Berlinale: Dora or The Sexual Neuroses of Our Parents

Dora oder Die sexuellen Neurosen unserer Eltern
Directed by Stina Werenfels

Starring Victoria Schulz, Jenny Schily, Lars Eidinger and Urs Jucker

by Laura Patricia Jones

Eighteen – an age of sexual enlightenment often portrayed vivaciously with post-prom lovemaking and awkward scenes in cars. But Dora or The Sexual Neuroses of Our Parents is a difficult watch. 18-year-old Dora is blossoming and sexually curious, she is also mentally handicapped. After following an unsuspecting man into a subway toilet, they embark on a practically abusive sexual relationship that leaves her pregnant.

This kind of subject matter is a difficult feat in itself, and at times Stina Werenfels’s script becomes farcical. The cast is strong and the film remains well acted throughout, but some scenes just stray too far into the realms of the absurd. In Dora’s first sexual encounter with Peter, we are subjected to what looks like an uncomfortable and vivid rape scene which makes it even more of an uncomfortable watch as their relationship develops into one of consented sexual exchange. Scenes such as Dora wanting to be married and Peter handing her a key ring off his car keys, as well as an attempted three-way while she is heavily pregnant, were a mixture of upsetting meets borderline cringe. Peter with his suaveness, BMW, heavy smoking and attraction to seedy bars, is the stereotypical ‘bad boy’ – Werenfel couldn’t have made it anymore obvious if she stuck a pair of horns on his head.  But, there are moments particularly towards the end where he shows small signs of empathy to make the plot more bearable.
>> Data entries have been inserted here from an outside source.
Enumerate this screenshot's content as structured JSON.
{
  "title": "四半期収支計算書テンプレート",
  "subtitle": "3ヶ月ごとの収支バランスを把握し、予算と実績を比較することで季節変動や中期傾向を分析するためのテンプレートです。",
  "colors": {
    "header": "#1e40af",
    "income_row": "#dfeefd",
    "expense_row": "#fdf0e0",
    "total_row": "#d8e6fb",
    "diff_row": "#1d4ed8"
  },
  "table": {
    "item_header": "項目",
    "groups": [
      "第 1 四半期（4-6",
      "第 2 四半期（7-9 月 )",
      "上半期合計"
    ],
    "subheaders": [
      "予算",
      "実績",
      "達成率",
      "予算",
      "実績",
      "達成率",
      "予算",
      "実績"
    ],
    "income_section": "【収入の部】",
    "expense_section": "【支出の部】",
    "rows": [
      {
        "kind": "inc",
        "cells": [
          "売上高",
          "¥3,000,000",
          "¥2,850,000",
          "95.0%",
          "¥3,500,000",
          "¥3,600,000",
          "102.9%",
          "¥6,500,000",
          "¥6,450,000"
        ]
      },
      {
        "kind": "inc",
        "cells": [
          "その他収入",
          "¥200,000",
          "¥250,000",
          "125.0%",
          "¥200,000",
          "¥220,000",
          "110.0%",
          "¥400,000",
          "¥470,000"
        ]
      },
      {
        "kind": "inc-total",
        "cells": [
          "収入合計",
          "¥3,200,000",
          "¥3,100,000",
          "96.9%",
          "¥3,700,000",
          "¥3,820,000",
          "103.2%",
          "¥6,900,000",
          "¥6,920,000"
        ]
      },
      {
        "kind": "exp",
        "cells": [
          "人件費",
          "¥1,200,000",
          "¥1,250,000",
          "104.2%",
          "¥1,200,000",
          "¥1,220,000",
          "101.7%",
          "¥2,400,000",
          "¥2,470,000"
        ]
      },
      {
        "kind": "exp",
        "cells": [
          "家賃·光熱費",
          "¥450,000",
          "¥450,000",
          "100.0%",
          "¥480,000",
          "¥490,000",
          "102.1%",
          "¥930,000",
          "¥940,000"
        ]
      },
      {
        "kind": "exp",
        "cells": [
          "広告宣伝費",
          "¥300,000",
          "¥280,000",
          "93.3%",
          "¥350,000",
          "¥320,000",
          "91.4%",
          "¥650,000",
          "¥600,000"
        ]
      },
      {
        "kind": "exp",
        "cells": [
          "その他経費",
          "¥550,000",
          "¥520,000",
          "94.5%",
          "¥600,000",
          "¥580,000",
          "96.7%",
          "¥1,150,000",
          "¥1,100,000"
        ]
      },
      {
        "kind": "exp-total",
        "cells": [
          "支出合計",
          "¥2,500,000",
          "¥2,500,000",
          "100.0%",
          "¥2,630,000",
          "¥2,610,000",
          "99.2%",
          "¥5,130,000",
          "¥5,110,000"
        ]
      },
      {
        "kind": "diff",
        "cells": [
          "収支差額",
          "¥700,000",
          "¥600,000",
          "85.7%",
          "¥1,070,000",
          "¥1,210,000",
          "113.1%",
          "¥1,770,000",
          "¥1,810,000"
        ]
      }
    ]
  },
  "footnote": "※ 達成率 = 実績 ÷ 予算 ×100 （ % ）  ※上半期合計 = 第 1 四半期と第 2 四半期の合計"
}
This aside, one of the major flaws is that Dora’s parents don’t really demonstrate any kind of ‘sexual neuroses’.  They, like any parents, are just uncomfortable about their disabled child being in an abusive sexual relationship with a prized misogynist. The opening and closing scenes attempt an art house style approach with stylised montage, but this doesn’t really work as the theme doesn’t hold strong throughout. Dora is predominantly an exploration of motherhood and relationships, but dealing with sensitive issues such as learning difficulties, sexual abuse, abortion and pregnancy prove problematic as it doesn’t address these issues with the correct level of empathy and respect.  Attempting to take on such a plot shouldn’t be without credit, but these 90 minutes of cringe worthy chaos requires a strong stomach.